The International Alliance for Women in Music (IAWM) Blog

Daring Divas: An Introduction

Posted in Julie_Cross by iawmblog on January 21, 2010

What does it mean to be a female performer?  What does it mean to focus on women’s music throughout your performing career?  How do others perceive you as a woman performing women’s music, or a woman performing music in general?  How do you choose and program repertoire?

A friend once said that one could identify mediocre singers by their focus on the music of women composers and/or new and contemporary music.  This opinion is not unique to my friend: many musicians have heard it before, whether spoken directly or implied.  How does this affect those who wish to focus on such music?   Furthermore…women’s music has continually been labeled as a separate entity in many performing circles.
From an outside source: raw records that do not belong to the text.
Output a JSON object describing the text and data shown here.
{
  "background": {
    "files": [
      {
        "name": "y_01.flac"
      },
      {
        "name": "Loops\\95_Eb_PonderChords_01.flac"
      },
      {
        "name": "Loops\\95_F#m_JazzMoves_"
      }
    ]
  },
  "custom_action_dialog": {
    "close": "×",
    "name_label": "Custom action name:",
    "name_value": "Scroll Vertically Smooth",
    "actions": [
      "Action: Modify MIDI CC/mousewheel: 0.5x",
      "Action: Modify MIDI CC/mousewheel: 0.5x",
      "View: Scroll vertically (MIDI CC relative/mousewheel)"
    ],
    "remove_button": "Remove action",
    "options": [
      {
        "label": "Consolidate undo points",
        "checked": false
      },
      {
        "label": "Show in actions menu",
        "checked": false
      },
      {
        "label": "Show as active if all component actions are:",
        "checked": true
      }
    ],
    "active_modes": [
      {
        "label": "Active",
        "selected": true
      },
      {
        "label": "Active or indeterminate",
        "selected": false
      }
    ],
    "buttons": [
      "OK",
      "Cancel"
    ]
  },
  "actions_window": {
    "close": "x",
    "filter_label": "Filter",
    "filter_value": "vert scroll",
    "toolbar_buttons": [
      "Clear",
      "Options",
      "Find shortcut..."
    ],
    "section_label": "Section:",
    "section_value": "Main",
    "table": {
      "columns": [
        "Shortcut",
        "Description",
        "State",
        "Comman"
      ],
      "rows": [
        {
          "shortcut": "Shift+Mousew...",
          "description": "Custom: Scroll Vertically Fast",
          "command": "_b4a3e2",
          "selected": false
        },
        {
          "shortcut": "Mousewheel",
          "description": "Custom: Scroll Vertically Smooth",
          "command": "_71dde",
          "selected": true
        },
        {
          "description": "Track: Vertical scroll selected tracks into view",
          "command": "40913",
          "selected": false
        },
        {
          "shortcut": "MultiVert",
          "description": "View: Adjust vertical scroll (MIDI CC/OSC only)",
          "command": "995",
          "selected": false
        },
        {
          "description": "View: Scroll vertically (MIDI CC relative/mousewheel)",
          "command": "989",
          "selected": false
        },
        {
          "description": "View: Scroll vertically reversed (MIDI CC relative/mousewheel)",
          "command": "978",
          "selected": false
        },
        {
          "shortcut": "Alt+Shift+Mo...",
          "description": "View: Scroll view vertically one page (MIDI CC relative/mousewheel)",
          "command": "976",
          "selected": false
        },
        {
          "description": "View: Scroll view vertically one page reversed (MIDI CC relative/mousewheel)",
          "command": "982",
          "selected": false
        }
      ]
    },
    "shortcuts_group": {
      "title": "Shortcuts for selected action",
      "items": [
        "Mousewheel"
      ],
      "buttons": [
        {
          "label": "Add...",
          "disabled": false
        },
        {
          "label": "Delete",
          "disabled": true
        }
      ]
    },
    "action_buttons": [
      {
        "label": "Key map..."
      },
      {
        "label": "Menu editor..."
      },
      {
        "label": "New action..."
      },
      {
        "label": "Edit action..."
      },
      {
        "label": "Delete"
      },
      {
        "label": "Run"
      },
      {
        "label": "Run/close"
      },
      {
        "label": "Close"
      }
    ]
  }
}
How do women composers infiltrate the mainstream?  Where is the balance between “niche focus” and assimilation?  How many groups are regularly programming the music of women composers?  Are there any generational tendencies?

I’m a voice professor and performer who tries to find balance on these issues.  I try to introduce my students to the songs of women composers while assuring that they study the so-called “standard” male composers as well for their own depth of knowledge base.  I sing some song recitals consisting solely of female composers, some of male composers (by default), and most incorporating both genders.  As a female singer, I encounter fewer biases considering voice types than those who play various instruments.  I will be writing from the perspective of a vocal performer, but will converse with others for an instrumental point of view.  There are many wonderful publishers and recording companies/artists who focus on the music of women, and I will mention their offerings from time to time as well.  I have a passion for song literature, and will discuss themed recitals, women poets whose words have been set to song, and issues of women singing songs originally intentioned for men (such as Schubert’s Winterreise.)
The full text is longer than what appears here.